Further investigation was carried out using molecular characterisation by internal transcribed tracer (ITS) rDNA sequencing and the isolates were identified as C. auris. The outbreak was confirmed by amplified fragment length polymorphism fingerprinting (AFLP). This analysis demonstrated that the isolates clustered close together, suggesting a clonal outbreak.  The isolates were found to be resistant to azoles but susceptible to anidulafungin through antifungal susceptibility testing using the CLSI M27-A3/S4 broth microdilution method.

A multi-disciplinary quality improvement intervention was implemented in order to control the outbreak. This included a central line insertion care bundle, consisting of hand hygiene, maximal sterile barriers and use of chlorhexidine for skin disinfection.  Clinical management procedures included catheter removal and prompt antifungal therapy with different regimes. This resulted in a 72% survival at 30 days follow up. This is a higher rate than that reported from other outbreaks, which could be due to the large proportion of paediatric patients and the prompt removal of central venous catheters.

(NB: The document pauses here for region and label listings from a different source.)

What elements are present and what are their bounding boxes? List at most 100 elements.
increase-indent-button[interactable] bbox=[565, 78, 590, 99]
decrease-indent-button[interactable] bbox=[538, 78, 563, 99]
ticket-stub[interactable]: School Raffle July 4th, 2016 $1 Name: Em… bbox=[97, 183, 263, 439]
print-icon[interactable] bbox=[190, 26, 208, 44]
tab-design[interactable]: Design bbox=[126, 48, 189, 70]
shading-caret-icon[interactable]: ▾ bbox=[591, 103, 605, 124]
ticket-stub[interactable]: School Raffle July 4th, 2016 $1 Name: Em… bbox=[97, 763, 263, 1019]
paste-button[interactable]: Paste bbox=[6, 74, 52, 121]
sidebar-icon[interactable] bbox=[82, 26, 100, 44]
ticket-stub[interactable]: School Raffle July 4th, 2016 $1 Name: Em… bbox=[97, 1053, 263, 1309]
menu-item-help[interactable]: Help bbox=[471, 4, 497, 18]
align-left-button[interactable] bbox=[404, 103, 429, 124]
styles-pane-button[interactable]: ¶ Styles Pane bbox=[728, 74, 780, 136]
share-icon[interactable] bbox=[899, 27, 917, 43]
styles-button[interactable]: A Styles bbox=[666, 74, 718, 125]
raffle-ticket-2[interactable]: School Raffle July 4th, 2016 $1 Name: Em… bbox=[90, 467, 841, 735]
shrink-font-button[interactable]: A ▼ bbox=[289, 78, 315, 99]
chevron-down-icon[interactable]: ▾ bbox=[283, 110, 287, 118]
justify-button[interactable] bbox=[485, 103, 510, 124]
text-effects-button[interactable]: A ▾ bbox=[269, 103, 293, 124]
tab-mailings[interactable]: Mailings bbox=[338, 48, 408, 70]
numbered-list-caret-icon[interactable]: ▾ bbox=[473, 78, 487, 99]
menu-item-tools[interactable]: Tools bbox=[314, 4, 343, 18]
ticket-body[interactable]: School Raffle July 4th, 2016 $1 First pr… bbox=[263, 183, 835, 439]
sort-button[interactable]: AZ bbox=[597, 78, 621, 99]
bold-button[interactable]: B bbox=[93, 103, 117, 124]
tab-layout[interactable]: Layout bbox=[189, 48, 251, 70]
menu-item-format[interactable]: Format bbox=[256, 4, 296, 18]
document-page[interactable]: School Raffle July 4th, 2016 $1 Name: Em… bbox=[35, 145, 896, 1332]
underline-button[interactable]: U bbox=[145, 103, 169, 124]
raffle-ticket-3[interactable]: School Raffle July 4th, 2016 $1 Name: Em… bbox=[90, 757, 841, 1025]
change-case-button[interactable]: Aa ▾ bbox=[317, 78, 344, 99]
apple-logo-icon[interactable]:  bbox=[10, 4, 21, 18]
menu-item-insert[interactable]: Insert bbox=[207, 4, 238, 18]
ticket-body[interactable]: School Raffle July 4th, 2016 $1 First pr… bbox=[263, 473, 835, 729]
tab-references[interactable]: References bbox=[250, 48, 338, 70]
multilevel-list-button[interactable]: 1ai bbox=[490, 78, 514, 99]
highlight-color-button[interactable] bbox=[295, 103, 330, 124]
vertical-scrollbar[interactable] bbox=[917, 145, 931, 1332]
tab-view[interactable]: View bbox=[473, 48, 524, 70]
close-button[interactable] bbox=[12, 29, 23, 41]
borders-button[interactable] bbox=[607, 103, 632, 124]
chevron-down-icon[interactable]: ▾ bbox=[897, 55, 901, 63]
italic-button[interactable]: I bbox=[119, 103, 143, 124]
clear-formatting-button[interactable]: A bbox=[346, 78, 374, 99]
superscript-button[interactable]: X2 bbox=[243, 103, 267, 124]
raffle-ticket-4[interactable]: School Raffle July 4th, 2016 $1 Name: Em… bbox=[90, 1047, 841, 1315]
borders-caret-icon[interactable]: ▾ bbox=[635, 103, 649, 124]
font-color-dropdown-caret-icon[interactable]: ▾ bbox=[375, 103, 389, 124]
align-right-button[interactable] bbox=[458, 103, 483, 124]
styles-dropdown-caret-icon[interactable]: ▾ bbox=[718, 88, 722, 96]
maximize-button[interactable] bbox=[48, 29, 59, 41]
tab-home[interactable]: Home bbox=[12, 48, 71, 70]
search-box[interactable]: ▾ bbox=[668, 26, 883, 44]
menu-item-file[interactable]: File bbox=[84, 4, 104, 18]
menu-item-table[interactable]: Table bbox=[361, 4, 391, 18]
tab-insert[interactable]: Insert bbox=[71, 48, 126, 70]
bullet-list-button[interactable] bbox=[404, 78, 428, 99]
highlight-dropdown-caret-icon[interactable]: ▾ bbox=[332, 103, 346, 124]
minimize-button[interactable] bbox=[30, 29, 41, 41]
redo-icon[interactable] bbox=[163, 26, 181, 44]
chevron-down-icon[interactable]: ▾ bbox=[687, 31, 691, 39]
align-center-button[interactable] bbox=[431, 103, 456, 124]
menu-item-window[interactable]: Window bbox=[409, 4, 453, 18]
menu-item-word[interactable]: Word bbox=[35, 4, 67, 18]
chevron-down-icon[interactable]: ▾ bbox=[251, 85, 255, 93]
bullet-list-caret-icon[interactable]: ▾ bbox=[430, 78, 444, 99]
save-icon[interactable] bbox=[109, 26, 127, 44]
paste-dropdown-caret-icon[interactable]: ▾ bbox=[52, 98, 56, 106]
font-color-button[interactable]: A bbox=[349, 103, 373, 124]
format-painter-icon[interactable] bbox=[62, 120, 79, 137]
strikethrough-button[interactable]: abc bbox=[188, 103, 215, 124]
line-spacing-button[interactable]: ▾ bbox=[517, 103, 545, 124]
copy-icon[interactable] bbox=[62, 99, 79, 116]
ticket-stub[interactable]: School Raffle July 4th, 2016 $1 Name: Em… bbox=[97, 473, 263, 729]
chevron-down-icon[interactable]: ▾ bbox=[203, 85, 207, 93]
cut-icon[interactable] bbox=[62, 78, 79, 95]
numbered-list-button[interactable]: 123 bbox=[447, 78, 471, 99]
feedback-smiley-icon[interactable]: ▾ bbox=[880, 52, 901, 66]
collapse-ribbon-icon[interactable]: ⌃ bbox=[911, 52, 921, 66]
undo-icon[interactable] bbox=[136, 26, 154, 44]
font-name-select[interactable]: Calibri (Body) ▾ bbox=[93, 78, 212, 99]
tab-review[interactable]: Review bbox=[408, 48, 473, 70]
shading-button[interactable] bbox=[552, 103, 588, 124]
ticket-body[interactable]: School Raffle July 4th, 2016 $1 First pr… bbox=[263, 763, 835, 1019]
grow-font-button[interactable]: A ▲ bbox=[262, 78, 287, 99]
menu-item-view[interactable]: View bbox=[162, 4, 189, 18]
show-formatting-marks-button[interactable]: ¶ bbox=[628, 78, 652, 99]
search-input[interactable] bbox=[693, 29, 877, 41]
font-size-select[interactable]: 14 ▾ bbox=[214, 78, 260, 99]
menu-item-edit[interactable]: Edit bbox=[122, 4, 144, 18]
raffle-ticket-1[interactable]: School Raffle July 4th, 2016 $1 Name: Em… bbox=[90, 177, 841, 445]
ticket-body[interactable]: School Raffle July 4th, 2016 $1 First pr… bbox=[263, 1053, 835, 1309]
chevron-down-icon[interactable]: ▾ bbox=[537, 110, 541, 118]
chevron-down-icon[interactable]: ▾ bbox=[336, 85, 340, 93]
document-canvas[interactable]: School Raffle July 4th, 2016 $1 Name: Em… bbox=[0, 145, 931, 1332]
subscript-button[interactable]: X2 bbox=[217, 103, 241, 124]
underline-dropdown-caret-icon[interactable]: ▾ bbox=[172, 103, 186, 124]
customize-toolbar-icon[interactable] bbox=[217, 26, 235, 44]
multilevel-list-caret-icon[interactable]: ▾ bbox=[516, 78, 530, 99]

The mean time from hospital admission to the onset of candidemia was 24 days, comparable to other reports which range from 10-51 days. The delayed occurrence clearly suggests nosocomial acquisition and spread. C. auris is a multi-resistant yeast pathogen that can be a source of serious health-care associated infection in tertiary care hospitals. Despite efforts to control the outbreak, C. auris still ranks as a top 10 pathogen from blood-stream infections in the Venezuelan centre.